4.1.    De raad stelt dat in het plan niet langer wordt voorzien in de aanduiding "brug", maar dat bruggen voor fietsers en voetgangers bij recht zijn toegestaan binnen de bestemming "Water". Bruggen voor gemotoriseerd verkeer zijn voorzien binnen de bestemming "Verkeer". Volgens de raad werd ook in het bestemmingsplan "Poelgeest", dat is vastgesteld op 21 mei 2007 en goedgekeurd op 8 januari 2008 (hierna: het bestemmingsplan "Poelgeest" (2007)) rekening gehouden met de mogelijkheid van een nieuwe ontsluiting. Het plan voorziet niet in grootschalige nieuwe voorzieningen, aldus de raad. Volgens de raad kunnen de beroepsgronden die zijn gericht tegen de aanleg van de brug, die is voorzien in de bestemmingsplannen "Brug Poelgeest 2017" in deze procedure niet aan de orde komen.
Planregeling
4.2.    Aan de gronden waarop de sloot is gelegen is de bestemming "Verkeer" toegekend.
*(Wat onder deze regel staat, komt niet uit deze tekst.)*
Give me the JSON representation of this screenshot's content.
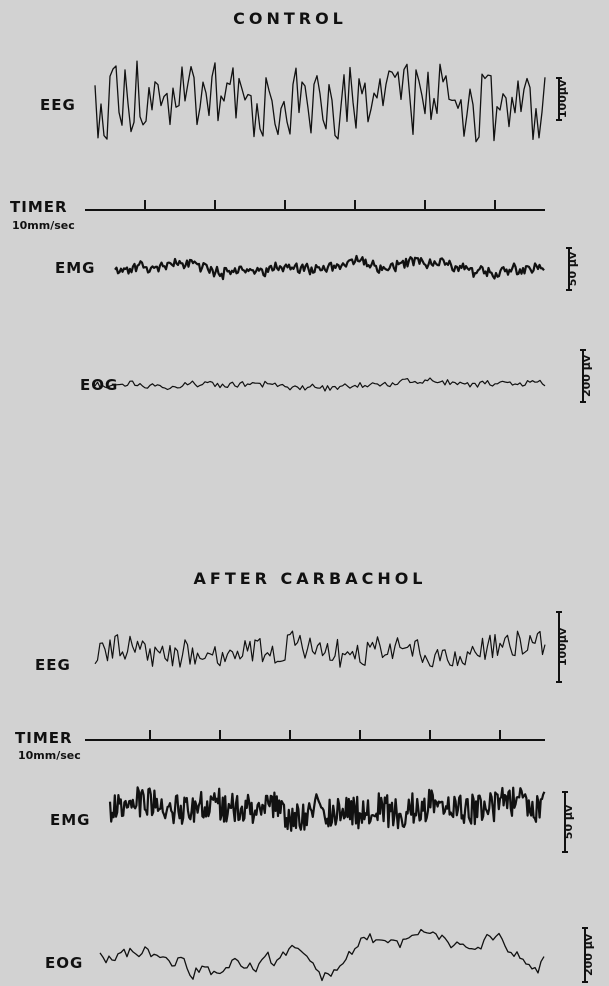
{
  "panels": [
    {
      "title": "CONTROL",
      "traces": [
        {
          "label": "EEG",
          "scale": "100μv"
        },
        {
          "label": "TIMER",
          "speed": "10mm/sec"
        },
        {
          "label": "EMG",
          "scale": "50 μv"
        },
        {
          "label": "EOG",
          "scale": "200 μv"
        }
      ]
    },
    {
      "title": "AFTER CARBACHOL",
      "traces": [
        {
          "label": "EEG",
          "scale": "100μv"
        },
        {
          "label": "TIMER",
          "speed": "10mm/sec"
        },
        {
          "label": "EMG",
          "scale": "50 μv"
        },
        {
          "label": "EOG",
          "scale": "200 μv"
        }
      ]
    }
  ]
}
Artikel 14, lid 14.1, aanhef en onder b, van de planregels luidt:
"De voor "Verkeer" aangewezen gronden zijn bestemd voor:
b. bruggen;"
Planregeling bestemmingsplan "Poelgeest" (2007)
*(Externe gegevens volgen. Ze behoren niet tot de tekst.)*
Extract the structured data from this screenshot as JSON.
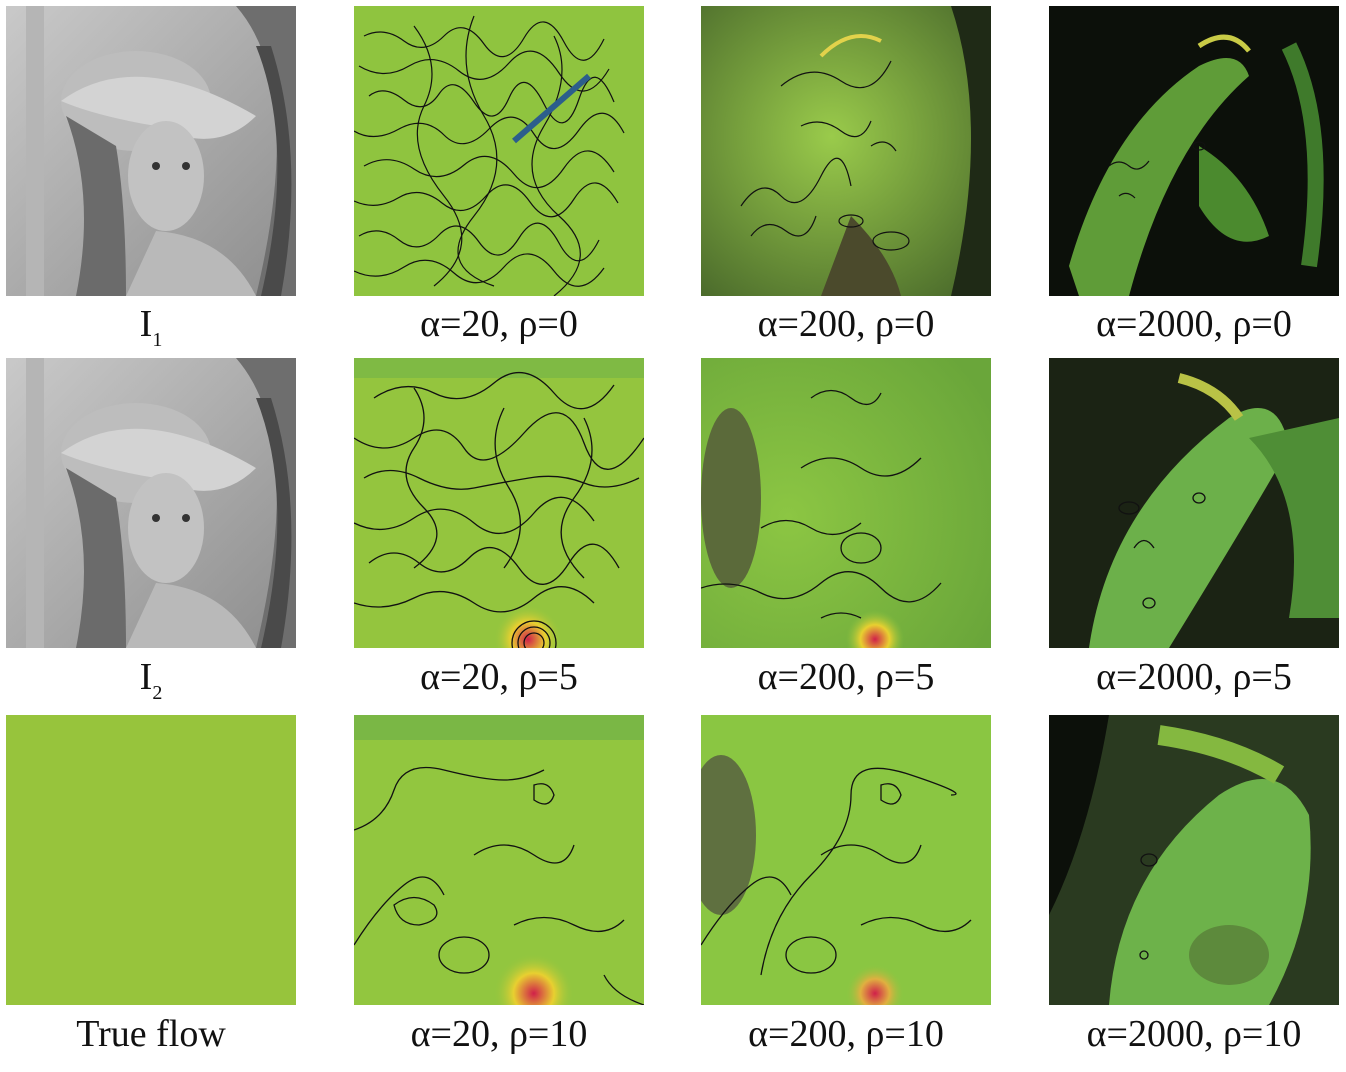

4.3.    In het bestemmingsplan "Poelgeest" (2007) waren aan de gronden de bestemming "Water" en de aanduiding "brug" toegekend.
Artikel 10, eerste lid, van dat plan luidde: "Gronden, aangewezen voor water, zijn uitsluitend bestemd voor:
a vaarten, sloten, waterpartijen, vijvers en oeverbeschoeiingen;
b de waterhuishouding;
c ligplaatsen ten behoeve van het aanleggen van pleziervaartuigen conform de situering op de plankaart ter plaatse van de aanduiding "steigers toegestaan"."
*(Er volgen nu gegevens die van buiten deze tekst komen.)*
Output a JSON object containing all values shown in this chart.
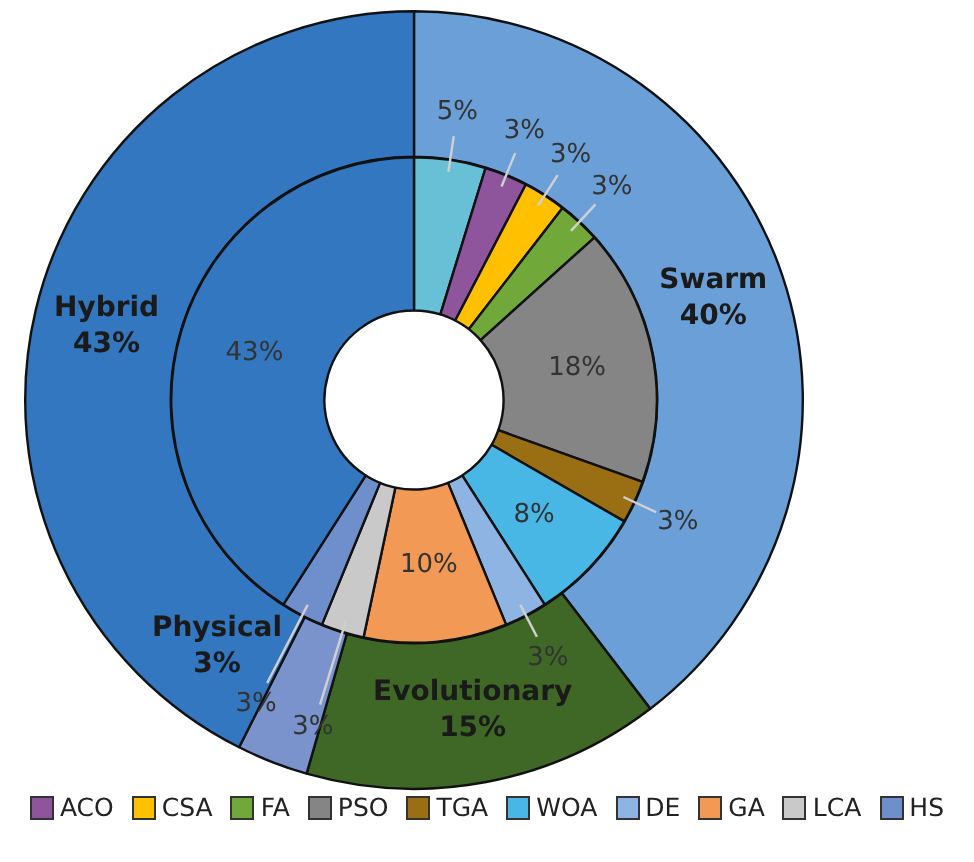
{
  "chart_data": [
    {
      "type": "donut",
      "categories": [
        "Swarm",
        "Evolutionary",
        "Physical",
        "Hybrid"
      ],
      "values": [
        40,
        15,
        3,
        43
      ],
      "value_labels": [
        "40%",
        "15%",
        "3%",
        "43%"
      ],
      "colors": [
        "#6a9fd8",
        "#3f6826",
        "#7a93cc",
        "#3277bf"
      ]
    },
    {
      "type": "donut",
      "categories": [
        null,
        "ACO",
        "CSA",
        "FA",
        "PSO",
        "TGA",
        "WOA",
        "DE",
        "GA",
        "LCA",
        "HS",
        null
      ],
      "values": [
        5,
        3,
        3,
        3,
        18,
        3,
        8,
        3,
        10,
        3,
        3,
        43
      ],
      "value_labels": [
        "5%",
        "3%",
        "3%",
        "3%",
        "18%",
        "3%",
        "8%",
        "3%",
        "10%",
        "3%",
        "3%",
        "43%"
      ],
      "colors": [
        "#67c0d6",
        "#8e549c",
        "#ffc000",
        "#70a83a",
        "#858585",
        "#9a6f13",
        "#49b7e6",
        "#8db4e2",
        "#f29a55",
        "#c9c9c9",
        "#6f8fcc",
        "#3277bf"
      ],
      "legend": "bottom"
    }
  ]
}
Het tweede lid luidde: "Het is verboden bouwwerken te realiseren op de tot water bestemde gronden."
Het derde lid luidde: "Burgemeester en wethouders zijn bevoegd vrijstelling te verlenen van het bepaalde in lid 2 om andere bouwwerken te bouwen ten dienste van de bestemming, zoals duikers en bruggen, […]"
Beoordeling
5.    Ten aanzien van het betoog dat de brug aan het einde van de Hugo de Vrieslaan in het bestemmingsplan "Brug Poelgeest" zou moeten worden geregeld, overweegt de Afdeling als volgt. De raad komt beleidsruimte toe bij het bepalen van de begrenzingen van een bestemmingsplan. Deze ruimte strekt echter niet zo ver dat de raad een begrenzing kan vaststellen die in strijd is met een goede ruimtelijke ordening.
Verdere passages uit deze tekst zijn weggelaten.